There's something visceral about the thriller that the crime novel rarely possesses, and that basically comes down to pace. Although there are plenty of page-turning crime stories, from Agatha Christie to Thomas Harris, the intellectual side

often takes precedence over the emotional. It seems to me that jeopardy, the essential element in pace, is directly linked to the reader's concern for the protagonist – will s/he escape, survive, prevail? If you can combine the intellectual and the emotional, you've got a chance of satisfying readers of both kinds of books (i.e. becoming a massive bestseller). And who wouldn't want that?

Maps of Hell is set in the United States, another deliberate attempt to defamiliarize both Matt and the reader. Of course, that meant the research was greater for a limey author, but I have actually been to (most of) the places in the novel. I also had to make an effort with American English – there are a couple of wise-cracking DC detectives. Fortunately, my editor is in New York, so he was a great help on that score.

So there you have it. Matt Wells in the US. Without a memory. Framed for several murders. On the run, hungry and cold. Without a mobile phone and thousand of miles away from his mates. 'Ratchet up the tension' is the thriller writer's basic urge, 'make the reader's heart pound' another cardinal virtue.

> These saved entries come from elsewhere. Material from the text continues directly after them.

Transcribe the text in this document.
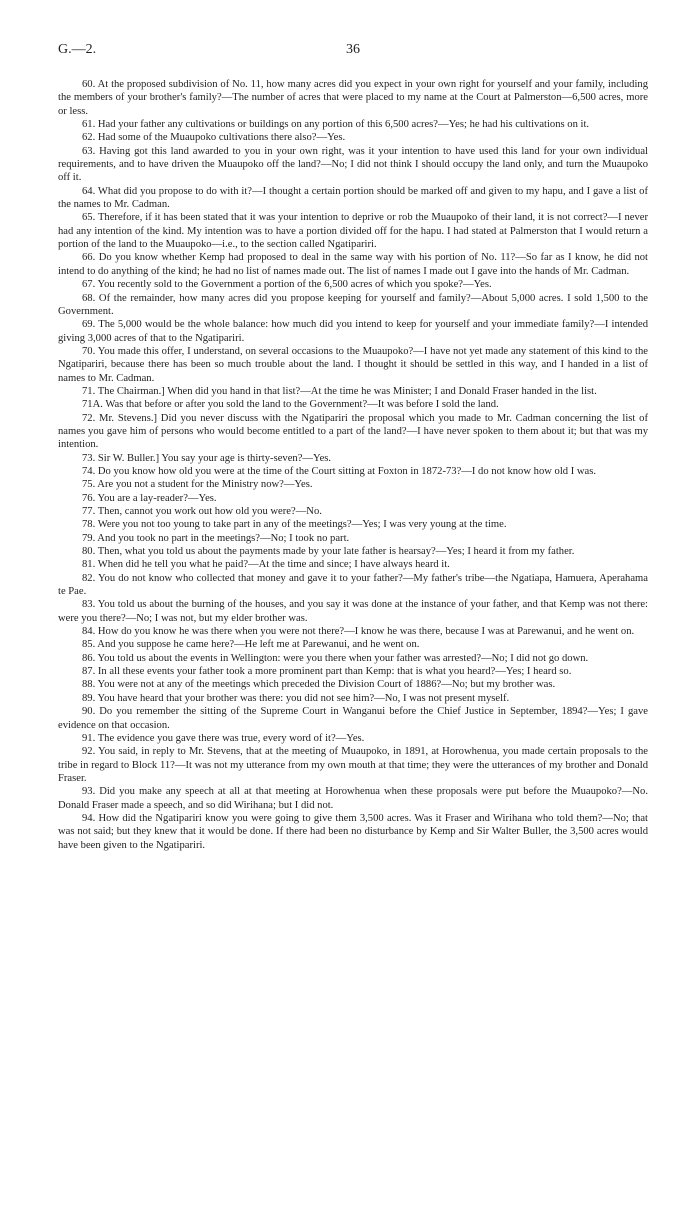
G.—2.	36

60. At the proposed subdivision of No. 11, how many acres did you expect in your own right for yourself and your family, including the members of your brother's family?—The number of acres that were placed to my name at the Court at Palmerston—6,500 acres, more or less.

61. Had your father any cultivations or buildings on any portion of this 6,500 acres?—Yes; he had his cultivations on it.

62. Had some of the Muaupoko cultivations there also?—Yes.

63. Having got this land awarded to you in your own right, was it your intention to have used this land for your own individual requirements, and to have driven the Muaupoko off the land?—No; I did not think I should occupy the land only, and turn the Muaupoko off it.

64. What did you propose to do with it?—I thought a certain portion should be marked off and given to my hapu, and I gave a list of the names to Mr. Cadman.

65. Therefore, if it has been stated that it was your intention to deprive or rob the Muaupoko of their land, it is not correct?—I never had any intention of the kind. My intention was to have a portion divided off for the hapu. I had stated at Palmerston that I would return a portion of the land to the Muaupoko—i.e., to the section called Ngatipariri.

66. Do you know whether Kemp had proposed to deal in the same way with his portion of No. 11?—So far as I know, he did not intend to do anything of the kind; he had no list of names made out. The list of names I made out I gave into the hands of Mr. Cadman.

67. You recently sold to the Government a portion of the 6,500 acres of which you spoke?—Yes.

68. Of the remainder, how many acres did you propose keeping for yourself and family?—About 5,000 acres. I sold 1,500 to the Government.

69. The 5,000 would be the whole balance: how much did you intend to keep for yourself and your immediate family?—I intended giving 3,000 acres of that to the Ngatipariri.

70. You made this offer, I understand, on several occasions to the Muaupoko?—I have not yet made any statement of this kind to the Ngatipariri, because there has been so much trouble about the land. I thought it should be settled in this way, and I handed in a list of names to Mr. Cadman.

71. The Chairman.] When did you hand in that list?—At the time he was Minister; I and Donald Fraser handed in the list.

71A. Was that before or after you sold the land to the Government?—It was before I sold the land.

72. Mr. Stevens.] Did you never discuss with the Ngatipariri the proposal which you made to Mr. Cadman concerning the list of names you gave him of persons who would become entitled to a part of the land?—I have never spoken to them about it; but that was my intention.

73. Sir W. Buller.] You say your age is thirty-seven?—Yes.

74. Do you know how old you were at the time of the Court sitting at Foxton in 1872-73?—I do not know how old I was.

75. Are you not a student for the Ministry now?—Yes.

76. You are a lay-reader?—Yes.

77. Then, cannot you work out how old you were?—No.

78. Were you not too young to take part in any of the meetings?—Yes; I was very young at the time.

79. And you took no part in the meetings?—No; I took no part.

80. Then, what you told us about the payments made by your late father is hearsay?—Yes; I heard it from my father.

81. When did he tell you what he paid?—At the time and since; I have always heard it.

82. You do not know who collected that money and gave it to your father?—My father's tribe—the Ngatiapa, Hamuera, Aperahama te Pae.

83. You told us about the burning of the houses, and you say it was done at the instance of your father, and that Kemp was not there: were you there?—No; I was not, but my elder brother was.

84. How do you know he was there when you were not there?—I know he was there, because I was at Parewanui, and he went on.

85. And you suppose he came here?—He left me at Parewanui, and he went on.

86. You told us about the events in Wellington: were you there when your father was arrested?—No; I did not go down.

87. In all these events your father took a more prominent part than Kemp: that is what you heard?—Yes; I heard so.

88. You were not at any of the meetings which preceded the Division Court of 1886?—No; but my brother was.

89. You have heard that your brother was there: you did not see him?—No, I was not present myself.

90. Do you remember the sitting of the Supreme Court in Wanganui before the Chief Justice in September, 1894?—Yes; I gave evidence on that occasion.

91. The evidence you gave there was true, every word of it?—Yes.

92. You said, in reply to Mr. Stevens, that at the meeting of Muaupoko, in 1891, at Horowhenua, you made certain proposals to the tribe in regard to Block 11?—It was not my utterance from my own mouth at that time; they were the utterances of my brother and Donald Fraser.

93. Did you make any speech at all at that meeting at Horowhenua when these proposals were put before the Muaupoko?—No. Donald Fraser made a speech, and so did Wirihana; but I did not.

94. How did the Ngatipariri know you were going to give them 3,500 acres. Was it Fraser and Wirihana who told them?—No; that was not said; but they knew that it would be done. If there had been no disturbance by Kemp and Sir Walter Buller, the 3,500 acres would have been given to the Ngatipariri.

The only other person from the earlier novels with Matt in Maps of Hell is his lover Karen Oaten – that's Detective Chief Inspector Karen Oaten of the Metropolitan Police to you. The problem is, she has disappeared without trace. And she's pregnant with Matt's first son. Can he find her before she suffers a terrible fate? Can he save the President of the United States from her?

Get thee to a bookshop...

(Oh, and if you're wondering about the cartography of the underworld, there are several maps in the novel – drawn by my own fair hand.)